Disconnecting the earth connection on one of the pieces of equipment might remove the ground loop, but could also create a shock hazard, especially in the event of a failure. Therefore, you should leave the earth connections intact and break any chassis-to-chassis connections, instead. It is also generally beneficial whenever possible, to run the cross connected equipment from a single outlet or power strip.
True differential inputs are a powerful tool for breaking ground loops because a sense wire in a properly wired system will not complete a ground loop. In similar fashion, the optical isolation on Lawson Labs data systems helps insure that ground loops can be avoided. Isolation allows the freedom to do proper grounding, but it also makes it easier to leave circuitry floating that should be grounded. Generally, there should be one, and only one, connection to ground for each circuit block in a system.
How do I diagnose and eliminate a ground loop?
Symptoms of a ground loop can be varied. Problems with data stability or Digital I/O irregularities that come and go unpredictably can be caused by ground loops. If the loop is completed through building wiring, look for correlations with HVAC activity or refrigeration cycling or other activity involving large heaters or motors. Damp weather can contribute extra ground paths, or can improve the quality of an earth ground.
If you suspect a ground loop, with the system turned off, try temporarily opening the intended ground connection and measuring the resistance to ground with an ohm meter. If you see a high impedance, say over 1000 ohms, you do not have a ground loop. If you see 10 ohms or less, you do have a second ground connection somewhere.
Places to look include shielded connections, metal enclosures on conductive surfaces, grounded sensors, and conductive fluids.
How do I diagnose and eliminate a missing ground?
See the section above called "What happens if the data system is allowed to float?" for the symptoms of a missing ground. If you suspect a missing ground, with the power off, measure resistance with an ohm meter to earth from various points in your system that are nominally at ground potential. If you find a missing or bad connection, fix it.
Ground connections that have seemed satisfactory for years can fail suddenly if excessive ground currents have caused electrolytic action in dissimilar metal junctions.
What is meant by loop area?
Early AC house wiring was called knob and tube.
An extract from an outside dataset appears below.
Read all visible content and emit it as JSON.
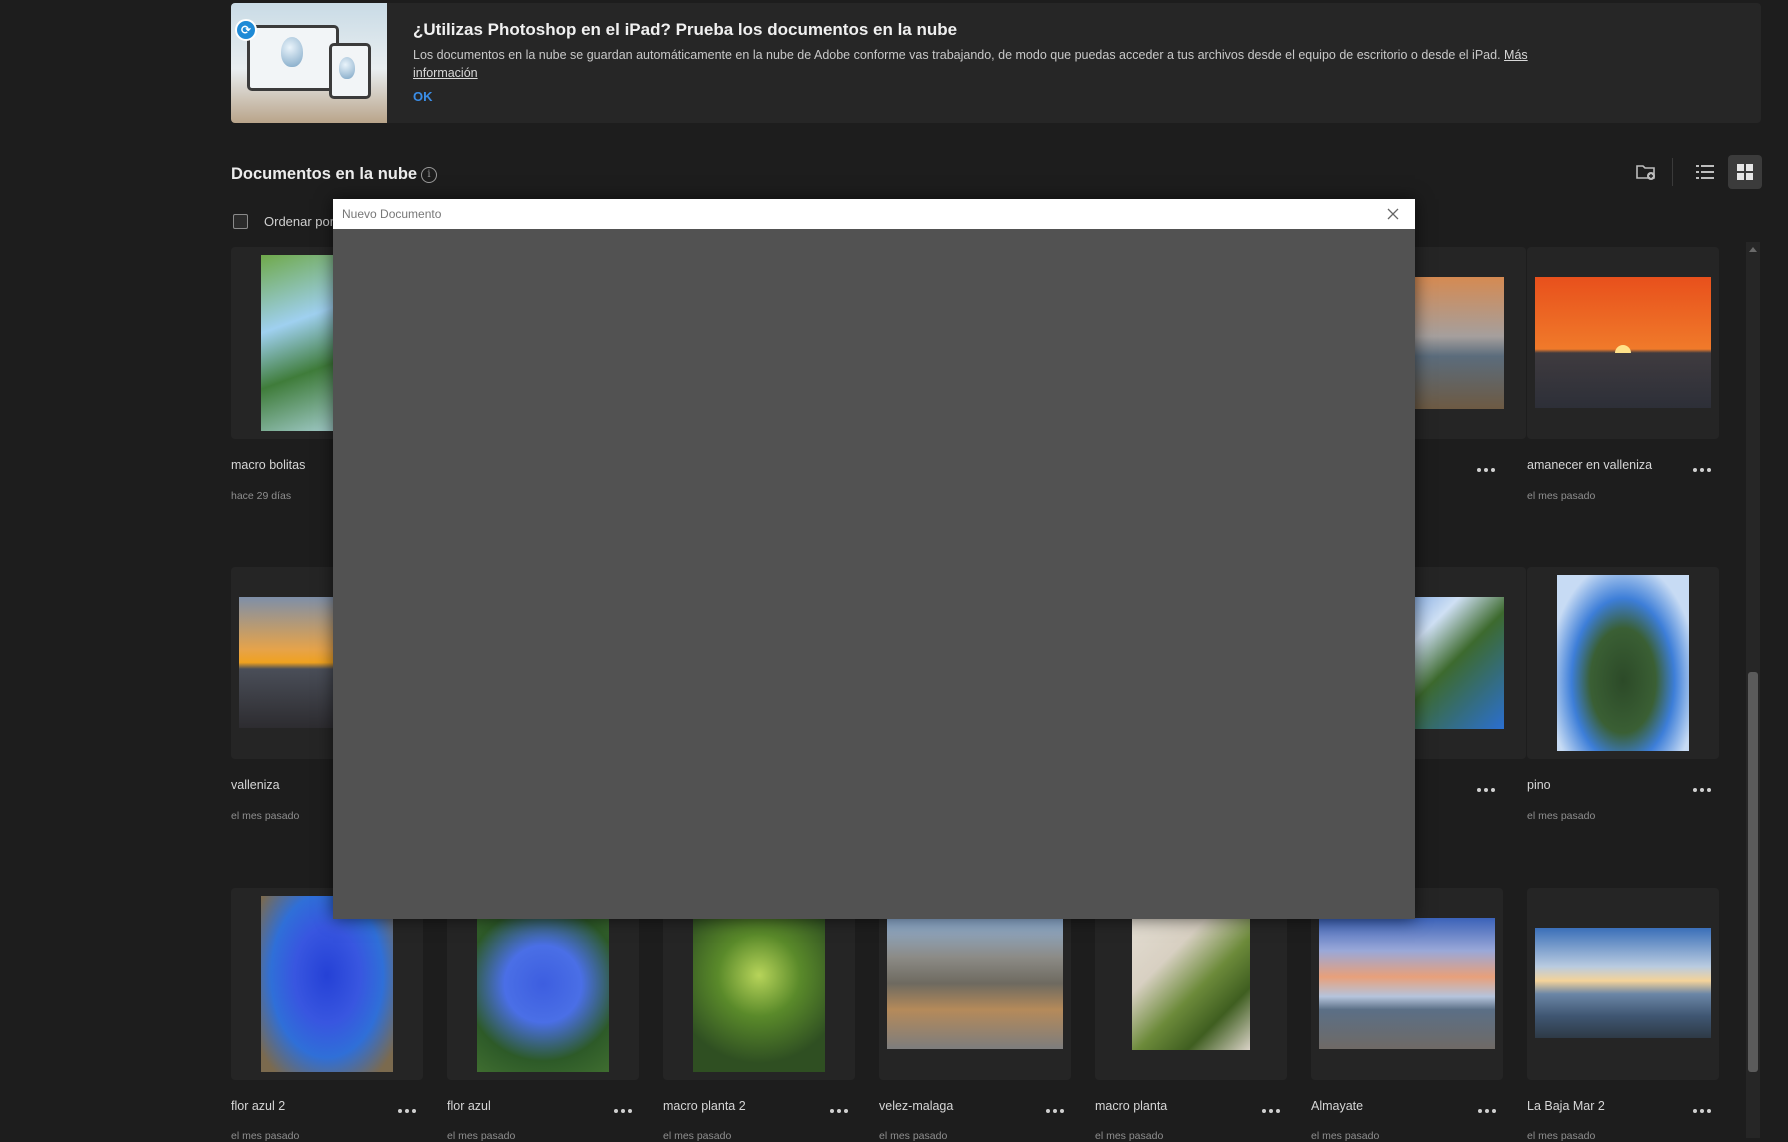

Porcelain tubes held a wire when it passed through a wooden structural member and knobs held wires when they passed over framing members. The two sides of the AC circuit could be far removed from each other. The further apart the wires, the larger the magnetic field they create. Modern wiring uses paired wires to minimize the effect. The area inside a conductive loop is called loop area.
A loop will generate a magnetic field if a current flows in it, and the magnetic field grows larger with the loop area. A loop in the presence of a magnetic field will generate current, and the larger the loop, the more the current. Minimizing loop area will reduce both emissions and susceptibility to magnetic interference.
Twisted pair wiring is one way to minimize loop area. Coaxial cable is another. Even when using point to point wiring, make an effort to keep the loop area of analog signal wiring small. Also, review your power wiring to minimize the loop area of higher current circuits, especially for devices that turn off and on.
In the presence of strong fields, take extra care to keep input wiring as short as possible, and strive for symmetry between the plus and minus input terminal wiring.